Spreads have narrowed since the start of the second quarter. Permanent Master Trust 2009-1, a company established by Lloyds to sell bonds, priced 1.65 billion pounds of so-called class A2 notes to yield 180 basis points more than the London interbank offered rate, or Libor, last month. It also issued 750 million euros of class A3 debt to yield 170 basis points over the euro interbank offered rate. The yield gap is now about 130 basis points, according to UniCredit.

Capital Gain

Without taking into account funding costs, the capital gain on JPMorgan’s 1.25 billion-pound investment in Permanent’s bonds is about 25 million pounds in little more than three weeks, according to Zanesi.

JPMorgan has committed to buy 1 billion pounds of class A2 securities from Nationwide’s Silverstone 2009-1 trust and will accept 1.25 billion pounds of class A1 notes as collateral on a loan. The class A2 notes will be priced to yield about 145 basis points to 150 basis points more than Libor, according to a person familiar with the transaction who declined to be identified because the deal hasn’t been completed.
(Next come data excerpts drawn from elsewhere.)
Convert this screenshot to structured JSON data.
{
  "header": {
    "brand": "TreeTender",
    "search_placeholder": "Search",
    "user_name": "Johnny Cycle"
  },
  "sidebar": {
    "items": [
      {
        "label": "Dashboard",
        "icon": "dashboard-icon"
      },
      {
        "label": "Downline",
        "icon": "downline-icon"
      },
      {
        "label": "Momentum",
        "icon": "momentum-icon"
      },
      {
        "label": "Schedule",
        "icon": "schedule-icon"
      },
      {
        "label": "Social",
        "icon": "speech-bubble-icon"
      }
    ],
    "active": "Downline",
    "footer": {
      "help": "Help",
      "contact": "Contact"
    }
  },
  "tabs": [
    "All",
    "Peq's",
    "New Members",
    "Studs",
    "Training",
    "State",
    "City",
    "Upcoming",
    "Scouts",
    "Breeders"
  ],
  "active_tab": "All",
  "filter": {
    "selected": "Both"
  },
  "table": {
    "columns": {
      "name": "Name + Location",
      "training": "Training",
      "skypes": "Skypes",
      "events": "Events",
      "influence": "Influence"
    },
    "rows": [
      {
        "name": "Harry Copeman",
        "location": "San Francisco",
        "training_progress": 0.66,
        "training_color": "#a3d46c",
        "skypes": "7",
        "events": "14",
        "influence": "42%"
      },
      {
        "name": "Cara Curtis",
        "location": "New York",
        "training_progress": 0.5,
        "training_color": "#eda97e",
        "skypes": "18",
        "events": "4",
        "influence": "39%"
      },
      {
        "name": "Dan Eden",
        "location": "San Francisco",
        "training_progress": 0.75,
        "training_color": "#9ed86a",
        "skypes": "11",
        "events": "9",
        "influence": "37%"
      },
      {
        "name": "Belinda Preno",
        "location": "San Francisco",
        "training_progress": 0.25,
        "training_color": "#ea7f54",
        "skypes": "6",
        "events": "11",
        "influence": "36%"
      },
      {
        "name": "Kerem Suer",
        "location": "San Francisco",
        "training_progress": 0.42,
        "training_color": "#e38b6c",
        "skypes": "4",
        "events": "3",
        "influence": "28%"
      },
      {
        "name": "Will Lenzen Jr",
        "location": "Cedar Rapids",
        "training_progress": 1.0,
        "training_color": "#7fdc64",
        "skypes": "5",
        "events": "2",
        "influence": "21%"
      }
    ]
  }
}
The transaction is being marketed to investors now.

Justin Fox, the Northampton, England-based head of treasury markets at Nationwide, didn’t return phone calls seeking comment.

Manager Fees

JPMorgan is also garnering fees for helping manage the transactions, working with London-based Barclays Capital and Lloyds on the Permanent deal and with Barclays and New York- based Citigroup Inc. on Silverstone.

The U.S. bank posted its highest profit since the financial crisis started in 2007 this quarter, with earnings rising to $3.59 billion, or 82 cents a share, from $527 million, or 9 cents, in the same period a year earlier.

JPMorgan also helped manage the sale by Volkswagen Financial Services AG of 475 million euros of bonds backed by auto leases last month, without buying the notes. Lloyds, Volkswagen and Nationwide are the only three issuers to sell asset-backed bonds with portions offered publicly to investors this year, according to data compiled by Bloomberg.